Posted by Ken Meyer on Thu, May 22, 2014

shutterstock_10534687In today’s investing arena the performance of most fixed income portions of investment portfolios is, at best, anemic. While the low interest rate environment is a boon to those seeking capital, for investors, the returns from the fixed income portion of their investments is unable to keep up with inflation.

Trust Deeds can be a viable alternative, offering substantially higher returns available in the real estate market, with considerably less risk and without the hassles of acquiring, maintaining and managing real estate holdings.

Investing in trust deeds is also an outstanding way to diversify your portfolio into the lucrative area of real estate. Besides offering a convenient and prudent entry into the real estate market, trust deeds provide a consistent and dependable flow of income.

Because of today's somewhat restrictive lending environment, real estate investors and developers are turning to private lenders to capitalize their projects. The lack of traditional lending sources allows private lenders to ask for higher interest rates on the funds they loan. Trust deeds provide much higher returns, typically in the 10% to 12% range. Trust deeds also offer a truly fixed income, as opposed to the floating rates of most other fixed income instruments. A trust deed offers a consistent yield; an investor underwriting a $100,000 loan at a 10% interest rate would earn $10,000 a year in interest income.

With rates of return in the 2% to 4% range, not including expenses, it would seem most investors are paying a premium for safety. But there is no reason to sacrifice returns for low risk. As with a traditional mortgage, a trust deed is recorded in the county registrar’s office so the property cannot be sold while the loan remains due.

The security of trust deeds is enhanced by writing loans with low loan to value ratios.
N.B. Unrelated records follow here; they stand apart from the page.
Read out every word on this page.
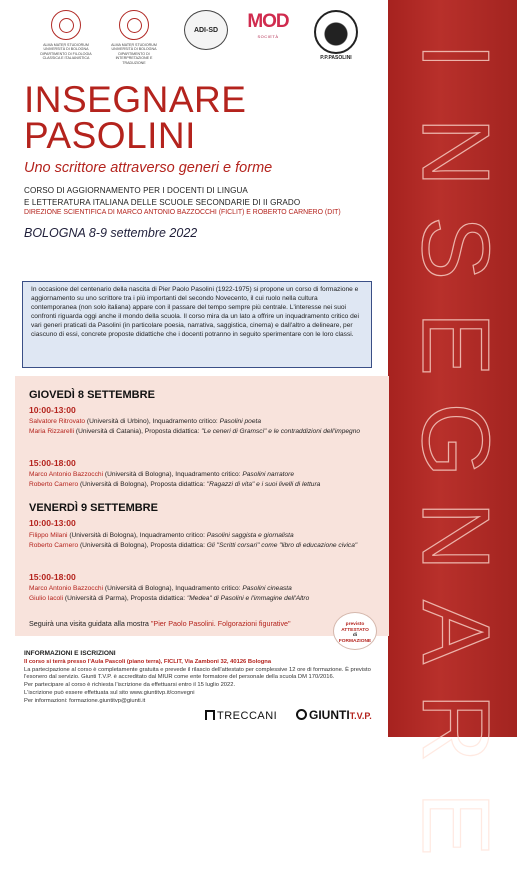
I
N
S
E
G
N
A
R
E
ALMA MATER STUDIORUM UNIVERSITÀ DI BOLOGNA DIPARTIMENTO DI FILOLOGIA CLASSICA E ITALIANISTICA
ALMA MATER STUDIORUM UNIVERSITÀ DI BOLOGNA DIPARTIMENTO DI INTERPRETAZIONE E TRADUZIONE
ADI-SD	MOD
SOCIETÀ
P.P.PASOLINI
INSEGNARE
PASOLINI
Uno scrittore attraverso generi e forme
CORSO DI AGGIORNAMENTO PER I DOCENTI DI LINGUA
E LETTERATURA ITALIANA DELLE SCUOLE SECONDARIE DI II GRADO
DIREZIONE SCIENTIFICA DI MARCO ANTONIO BAZZOCCHI (FICLIT) E ROBERTO CARNERO (DIT)
BOLOGNA 8-9 settembre 2022
In occasione del centenario della nascita di Pier Paolo Pasolini (1922-1975) si propone un corso di formazione e aggiornamento su uno scrittore tra i più importanti del secondo Novecento, il cui ruolo nella cultura contemporanea (non solo italiana) appare con il passare del tempo sempre più centrale. L'interesse nei suoi confronti riguarda oggi anche il mondo della scuola. Il corso mira da un lato a offrire un inquadramento critico dei vari generi praticati da Pasolini (in particolare poesia, narrativa, saggistica, cinema) e dall'altro a delineare, per ciascuno di essi, concrete proposte didattiche che i docenti potranno in seguito sperimentare con le loro classi.
GIOVEDÌ 8 SETTEMBRE
10:00-13:00
Salvatore Ritrovato (Università di Urbino), Inquadramento critico: Pasolini poeta
Maria Rizzarelli (Università di Catania), Proposta didattica: "Le ceneri di Gramsci" e le contraddizioni dell'impegno
15:00-18:00
Marco Antonio Bazzocchi (Università di Bologna), Inquadramento critico: Pasolini narratore
Roberto Carnero (Università di Bologna), Proposta didattica: "Ragazzi di vita" e i suoi livelli di lettura
VENERDÌ 9 SETTEMBRE
10:00-13:00
Filippo Milani (Università di Bologna), Inquadramento critico: Pasolini saggista e giornalista
Roberto Carnero (Università di Bologna), Proposta didattica: Gli "Scritti corsari" come "libro di educazione civica"
15:00-18:00
Marco Antonio Bazzocchi (Università di Bologna), Inquadramento critico: Pasolini cineasta
Giulio Iacoli (Università di Parma), Proposta didattica: "Medea" di Pasolini e l'immagine dell'Altro
Seguirà una visita guidata alla mostra "Pier Paolo Pasolini. Folgorazioni figurative"	previsto
ATTESTATO
di
FORMAZIONE
INFORMAZIONI E ISCRIZIONI
Il corso si terrà presso l'Aula Pascoli (piano terra), FICLIT, Via Zamboni 32, 40126 Bologna
La partecipazione al corso è completamente gratuita e prevede il rilascio dell'attestato per complessive 12 ore di formazione. È previsto
l'esonero dal servizio. Giunti T.V.P. è accreditato dal MIUR come ente formatore del personale della scuola DM 170/2016.
Per partecipare al corso è richiesta l'iscrizione da effettuarsi entro il 15 luglio 2022.
L'iscrizione può essere effettuata sul sito www.giuntitvp.it/convegni
Per informazioni: formazione.giuntitvp@giunti.it
TRECCANI	GIUNTIT.V.P.
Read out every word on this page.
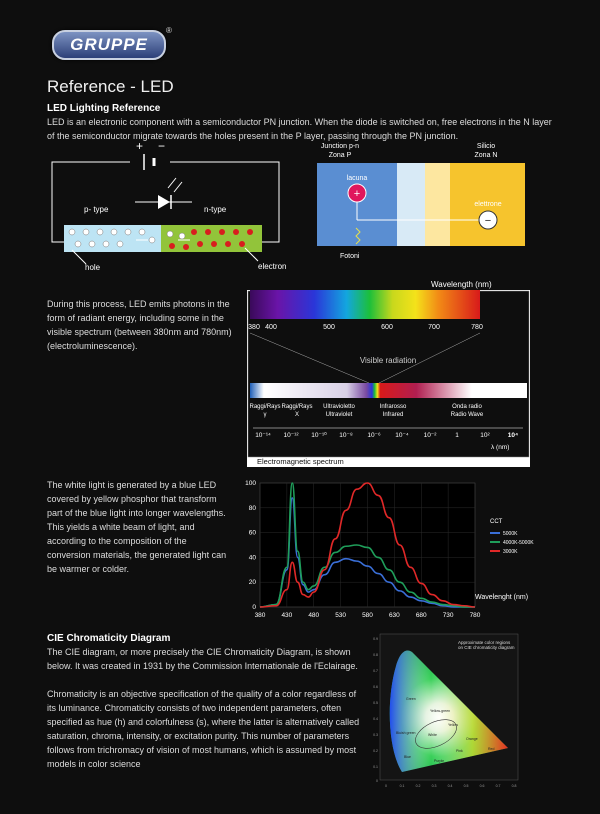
GRUPPE
®
Reference - LED
LED Lighting Reference
LED is an electronic component with a semiconductor PN junction. When the diode is switched on, free electrons in the N layer
of the semiconductor migrate towards the holes present in the P layer, passing through the PN junction.
+ −
p- type	n-type
hole	electron
Junction p-n
Zona P
Silicio
Zona N
lacuna
+
elettrone
−
Fotoni
During this process, LED emits photons in the
form of radiant energy, including some in the
visible spectrum (between 380nm and 780nm)
(electroluminescence).
Wavelength (nm)
380 400	500	600	700	780
Visible radiation
Raggi/Rays
γ
Raggi/Rays
X
Ultravioletto
Ultraviolet
Infrarosso
Infrared
Onda radio
Radio Wave
10⁻¹⁴ 10⁻¹² 10⁻¹⁰ 10⁻⁸ 10⁻⁶ 10⁻⁴ 10⁻²	1	10²	10⁴
λ (nm)
Electromagnetic spectrum
The white light is generated by a blue LED
covered by yellow phosphor that transform
part of the blue light into longer wavelengths.
This yields a white beam of light, and
according to the composition of the
conversion materials, the generated light can
be warmer or colder.
0
20
40
60
80
100
380 430 480 530 580 630 680 730 780
CCT
5000K
4000K-5000K
3000K
Wavelenght (nm)
CIE Chromaticity Diagram
The CIE diagram, or more precisely the CIE Chromaticity Diagram, is shown
below. It was created in 1931 by the Commission Internationale de l'Eclairage.
Chromaticity is an objective specification of the quality of a color regardless of
its luminance. Chromaticity consists of two independent parameters, often
specified as hue (h) and colorfulness (s), where the latter is alternatively called
saturation, chroma, intensity, or excitation purity. This number of parameters
follows from trichromacy of vision of most humans, which is assumed by most
models in color science
Approximate color regions
on CIE chromaticity diagram
Green
Yellow-green
Yellow
Orange
Red
Pink
Purple
Blue
Bluish green	White
0	0.1	0.2	0.3	0.4	0.5	0.6	0.7	0.8
0.9
0.8
0.7
0.6
0.5
0.4
0.3
0.2
0.1
0
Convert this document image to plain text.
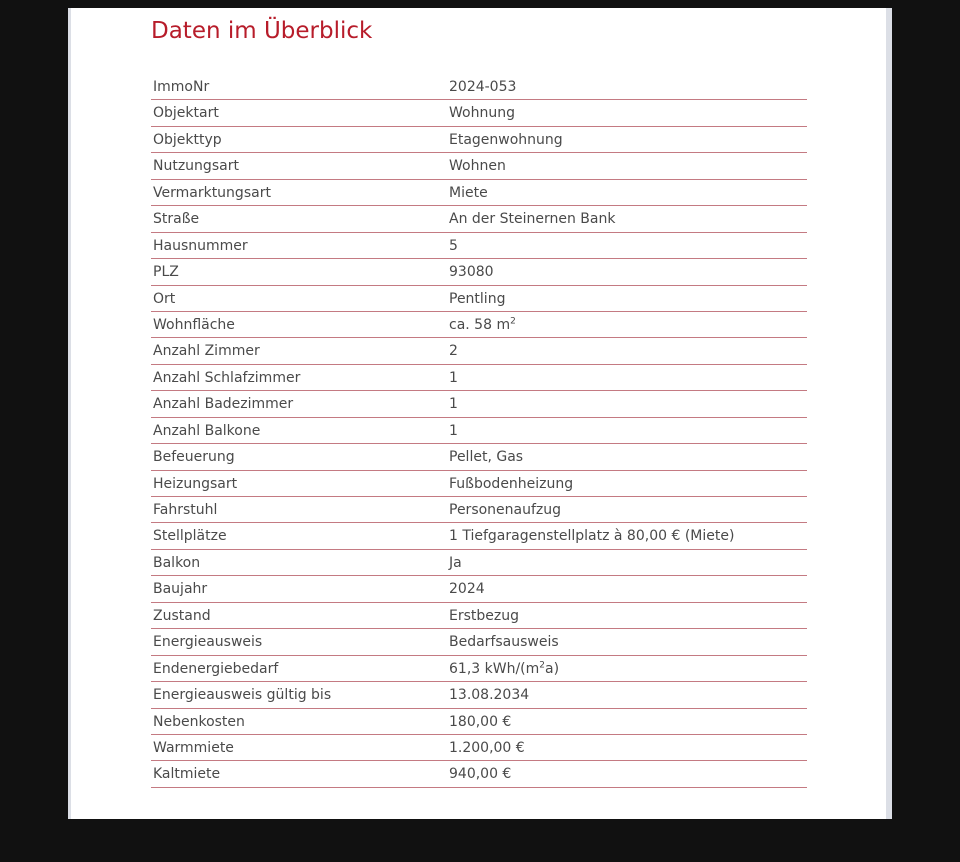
Daten im Überblick
ImmoNr	2024-053
Objektart	Wohnung
Objekttyp	Etagenwohnung
Nutzungsart	Wohnen
Vermarktungsart	Miete
Straße	An der Steinernen Bank
Hausnummer	5
PLZ	93080
Ort	Pentling
Wohnfläche	ca. 58 $m^2$
Anzahl Zimmer	2
Anzahl Schlafzimmer	1
Anzahl Badezimmer	1
Anzahl Balkone	1
Befeuerung	Pellet, Gas
Heizungsart	Fußbodenheizung
Fahrstuhl	Personenaufzug
Stellplätze	1 Tiefgaragenstellplatz à 80,00 € (Miete)
Balkon	Ja
Baujahr	2024
Zustand	Erstbezug
Energieausweis	Bedarfsausweis
Endenergiebedarf	61,3 kWh/$(m^2a)$
Energieausweis gültig bis	13.08.2034
Nebenkosten	180,00 €
Warmmiete	1.200,00 €
Kaltmiete	940,00 €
In other words, if the loan is foreclosed on the underlying property value will be sufficient for the lender to recoup their funds. Additionally a borrower has a great deal to lose now and in the future from defaulting on a secured loan. The risk of losing property and damaging their credit rating is strong incentive for the borrower to keep current on their obligations. Reaching your investment and retirement goals requires hard work and more than a bit of sacrifice. It only makes sense to have your money working just as hard to ensure your future. Investing in first trust deeds offers investors the opportunity to receive higher than average returns on a fully secured deed of trust; offering income and security rarely found in other investment vehicles.